Axley J
Bibliographic info:
9th AIVC Conference "Effective ventilation" Gent, Belgium, 12-15 September 1988

An element-assembly formulation of multi-zone contaminant dispersal analysis theory is described. In this approach a flow system is idealized as an assemblage of mass transport elements that model specific instances of contaminant mass transport in the flow system. Equations governing the mass transport phenomena modeled by each element are expressed in terms of contaminant concentration variables, the nodal concentration variables, that approximate the contaminant concentration at discrete points, the system nodes, in the flow system. The imposition of conservation of mass allows these element equations to be assembled to form spatially discrete but temporally continuous equations that govern the system as a whole.
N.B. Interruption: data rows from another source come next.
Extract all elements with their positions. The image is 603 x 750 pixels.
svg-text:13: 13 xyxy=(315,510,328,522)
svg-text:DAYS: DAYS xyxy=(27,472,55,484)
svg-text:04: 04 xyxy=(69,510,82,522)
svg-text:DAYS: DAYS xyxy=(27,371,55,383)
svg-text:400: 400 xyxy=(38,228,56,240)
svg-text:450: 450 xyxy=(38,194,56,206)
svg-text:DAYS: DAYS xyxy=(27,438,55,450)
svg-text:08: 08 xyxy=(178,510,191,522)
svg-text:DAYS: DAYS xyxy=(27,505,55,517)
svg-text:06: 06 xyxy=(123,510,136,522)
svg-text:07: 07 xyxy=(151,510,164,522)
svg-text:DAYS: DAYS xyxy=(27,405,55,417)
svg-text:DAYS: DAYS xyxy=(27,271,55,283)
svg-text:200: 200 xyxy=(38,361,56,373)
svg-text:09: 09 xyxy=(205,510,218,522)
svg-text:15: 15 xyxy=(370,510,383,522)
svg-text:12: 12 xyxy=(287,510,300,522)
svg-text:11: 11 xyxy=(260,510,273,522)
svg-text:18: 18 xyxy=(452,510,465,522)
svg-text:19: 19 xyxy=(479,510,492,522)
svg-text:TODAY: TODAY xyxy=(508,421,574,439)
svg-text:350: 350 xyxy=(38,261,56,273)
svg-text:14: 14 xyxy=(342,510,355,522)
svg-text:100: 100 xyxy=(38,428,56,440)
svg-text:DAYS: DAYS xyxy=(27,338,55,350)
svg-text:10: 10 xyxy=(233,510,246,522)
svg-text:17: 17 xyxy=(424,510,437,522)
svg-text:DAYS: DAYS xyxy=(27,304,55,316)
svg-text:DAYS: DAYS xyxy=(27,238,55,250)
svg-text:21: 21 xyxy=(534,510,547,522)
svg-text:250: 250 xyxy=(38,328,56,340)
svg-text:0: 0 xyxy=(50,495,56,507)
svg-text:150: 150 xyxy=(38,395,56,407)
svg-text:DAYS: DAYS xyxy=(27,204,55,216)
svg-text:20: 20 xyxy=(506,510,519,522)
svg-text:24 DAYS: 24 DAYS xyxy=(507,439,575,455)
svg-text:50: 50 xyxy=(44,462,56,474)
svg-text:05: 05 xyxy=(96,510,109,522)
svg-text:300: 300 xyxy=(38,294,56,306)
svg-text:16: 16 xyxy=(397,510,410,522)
These system equations may then be solved to determine the response of the system to contaminant excitation. At its most general level this approach makes no limiting assumptions about the nature of the mass transport phenomena modeled (beyond the assumption of mass conservation) and is, therefore, not limited, in principal, to the well-mixed zone idealization, although, it includes the well-mixed multi-zone theory as a special case. Element equations for; a) well-mixed zones, b) instantaneous flow transport (with and with out filtering), c) mass transport phenomena governed by first order kinetics, and d) mass transport phenomena governed by the one-dimensional convection diffusion equation are presented. Solution options are outlined, examples of application are presented, and the CONTAM family of programs, that provide one implementation of the theory, is briefly described.